It is a long narrow track down to my idea of paradise on the banks of The Test, one of England’s, and the world’s, great chalk streams for trout fishing. During late May and early June the mayfly start hatching, and the trout have a feeding frenzy known as Duffers Fortnight, when, it is said, anyone can catch a fish. But not me; I read the newspapers, and like all of us, was horrified by the abuse of the MPs expenses’ system.
The systematic approach taken by many MPs to maximise their income brought my thoughts round to the problems of investors in Active Equity Companies – companies which have raised funds from investors. Passive Equity Companies (around 99% of companies formed) are very different as they are controlled by one or two shareholders and, providing the tax man is happy, the company is run for the benefit of the owners and the other stakeholders.
When business angels and venture capitalists invest, the directors must run the company for the benefit of outside shareholders/stakeholders and that is where the problems start.

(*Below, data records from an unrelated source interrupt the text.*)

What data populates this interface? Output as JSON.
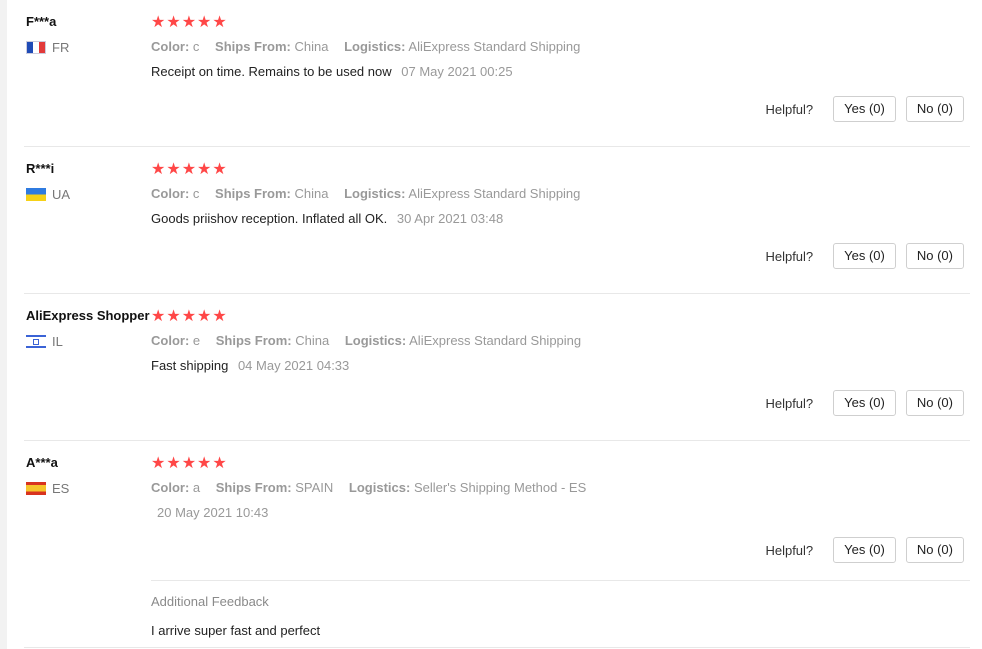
{
  "reviews": [
    {
      "user": "F***a",
      "country": "FR",
      "flag": "france-flag",
      "stars": "★★★★★",
      "rating": 5,
      "color_label": "Color:",
      "color_value": "c",
      "ships_label": "Ships From:",
      "ships_value": "China",
      "logistics_label": "Logistics:",
      "logistics_value": "AliExpress Standard Shipping",
      "comment": "Receipt on time. Remains to be used now",
      "date": "07 May 2021 00:25",
      "helpful_label": "Helpful?",
      "yes_label": "Yes (0)",
      "no_label": "No (0)"
    },
    {
      "user": "R***i",
      "country": "UA",
      "flag": "ukraine-flag",
      "stars": "★★★★★",
      "rating": 5,
      "color_label": "Color:",
      "color_value": "c",
      "ships_label": "Ships From:",
      "ships_value": "China",
      "logistics_label": "Logistics:",
      "logistics_value": "AliExpress Standard Shipping",
      "comment": "Goods priishov reception. Inflated all OK.",
      "date": "30 Apr 2021 03:48",
      "helpful_label": "Helpful?",
      "yes_label": "Yes (0)",
      "no_label": "No (0)"
    },
    {
      "user": "AliExpress Shopper",
      "country": "IL",
      "flag": "israel-flag",
      "stars": "★★★★★",
      "rating": 5,
      "color_label": "Color:",
      "color_value": "e",
      "ships_label": "Ships From:",
      "ships_value": "China",
      "logistics_label": "Logistics:",
      "logistics_value": "AliExpress Standard Shipping",
      "comment": "Fast shipping",
      "date": "04 May 2021 04:33",
      "helpful_label": "Helpful?",
      "yes_label": "Yes (0)",
      "no_label": "No (0)"
    },
    {
      "user": "A***a",
      "country": "ES",
      "flag": "spain-flag",
      "stars": "★★★★★",
      "rating": 5,
      "color_label": "Color:",
      "color_value": "a",
      "ships_label": "Ships From:",
      "ships_value": "SPAIN",
      "logistics_label": "Logistics:",
      "logistics_value": "Seller's Shipping Method - ES",
      "comment": "",
      "date": "20 May 2021 10:43",
      "helpful_label": "Helpful?",
      "yes_label": "Yes (0)",
      "no_label": "No (0)",
      "additional_title": "Additional Feedback",
      "additional_text": "I arrive super fast and perfect"
    }
  ],
  "colors": {
    "star": "#ff4747",
    "meta": "#999999",
    "divider": "#e8e8e8"
  }
}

The entrepreneurs work all hours and deserve to be rewarded like our hard working MPs. But what is a fair amount? What is fair to one is not fair to others as we have seen with the wide range of expenses’ claims by MPs. From the view point of an investor, would we want to back an entrepreneur who claimed for everything? Definitely not. But would we wish to back a “Dull” entrepreneur who did not realise that the mayfly were hatching and it was time to feed? Definitely not. How many opportunities would they have also missed?
Over the years there have been horror stories as investors have found that the responsible entrepreneur had changed after the investment and buys Porches, luxury offices and fish tanks! Wise investors spend time getting to know the entrepreneurs, agreeing a budget and producing a mountain of paper setting out the ground rules. One of the investors will usually be appointed as an “Investor Director” to attend board meetings, to monitor the company and to add the benefit of the experience of the investors; sometimes even counter-signing cheques.
MPs should adopt good business practice and submit a budget each year, agree their main and second houses, and then submit claims against the budget. But investment is about capital growth. Some MPs have have used their allowances to make capital profits on their property portfolios. Should those who have paid the bills share the gain? Investors are looking for capital gains, so more agreements are needed to set out the ground rules on how the equity will be shared in the future, with further rounds and options schemes. Emotions can run high!
It is a very difficult and complex area as investment is not always easy to raise and new investors can demand terms which destroy the value created by the entrepreneurs and the early investors. More agreements are required to set out the ground rules but none can cover all eventualities. Which business plan resource should be used? Like politics, business is all about people, and that is what makes it addictive; not all CEOs will depart with a 33second speech.
“Speaker”, “Duffer” or a “Dull” fly – which will catch the big fish when the mayfly frenzy is over? There are many stories to tell by the trout stream!